Orville Wright pilots the first flight in history while his brother Wilbur runs along at Kitty Hawk, N.C., December 17, 1903. The gasoline-powered, propeller-driven biplane covered 120 feet on its inaugural flight.
On the 100th anniversary of the first flight in 2003, John Noble Wilford wrote in The Times, “The Wrights chose for their flight tests the Outer Banks of North Carolina, beyond the iron rails of land transportation or the ships off the storm-tossed shore. The brothers were attracted to the treeless expanse of sand and the remoteness of the place, away from the prying eyes of the public and rivals.

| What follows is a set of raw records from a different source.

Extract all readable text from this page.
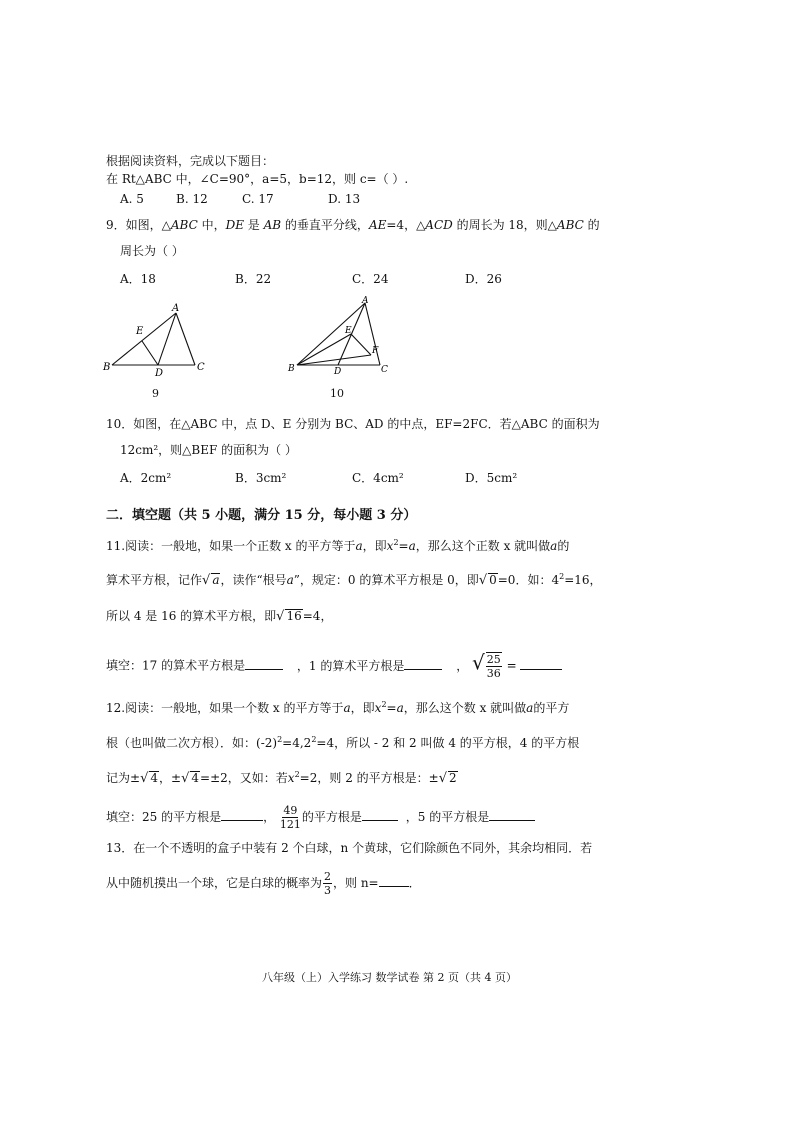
根据阅读资料，完成以下题目：
在 Rt△ABC 中，∠C=90°，a=5，b=12，则 c=（ ）.
A. 5	B. 12	C. 17	D. 13
9．如图，△ABC 中，DE 是 AB 的垂直平分线，AE=4，△ACD 的周长为 18，则△ABC 的
周长为（ ）
A．18	B．22	C．24	D．26
A
B	C
D
E
9
A
B	C
D
E
F
10
10．如图，在△ABC 中，点 D、E 分别为 BC、AD 的中点，EF=2FC．若△ABC 的面积为
12cm²，则△BEF 的面积为（ ）
A．2cm²	B．3cm²	C．4cm²	D．5cm²
二．填空题（共 5 小题，满分 15 分，每小题 3 分）
11.阅读：一般地，如果一个正数 x 的平方等于a，即$x^2=a$，那么这个正数 x 就叫做a的
算术平方根，记作√ a，读作“根号a”，规定：0 的算术平方根是 0，即√ 0=0．如：$4^2=16$，
所以 4 是 16 的算术平方根，即√ 16=4，
填空：17 的算术平方根是	，1 的算术平方根是	， √ $\frac{25}{36}$ =
12.阅读：一般地，如果一个数 x 的平方等于a，即$x^2=a$，那么这个数 x 就叫做a的平方
根（也叫做二次方根）．如：$(-2)^2=4,2^2=4$，所以 - 2 和 2 叫做 4 的平方根，4 的平方根
记为±√ 4，±√ 4=±2，又如：若$x^2=2$，则 2 的平方根是：±√ 2
填空：25 的平方根是	， $\frac{49}{121}$ 的平方根是	，5 的平方根是
13．在一个不透明的盒子中装有 2 个白球，n 个黄球，它们除颜色不同外，其余均相同．若
从中随机摸出一个球，它是白球的概率为 $\frac{2}{3}$ ，则 n=	．
八年级（上）入学练习 数学试卷 第 2 页（共 4 页）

“There, near the fishing village of Kitty Hawk, they set up camp at Kill Devil Hills. On a blustery Thursday morning, Orville and then Wilbur, then Orville and Wilbur again, made four flights. Their two-winged craft took off from a 60-foot wooden launching rail, headed against a wind of more than 20 miles an hour. On the first test, Orville flew 120 feet in 12 seconds. The last and longest flight, by Wilbur, covered 852 feet in 59 seconds.
“Around noon that day, one of the few witnesses, young Johnny Moore, raced down the beach shouting, ‘They done it, they done it, damned if they ain’t flew!’ ” The iconic photo of the first flight was taken by John T. Daniels Jr., one of three men from a local Life-Saving Station to help out with the test.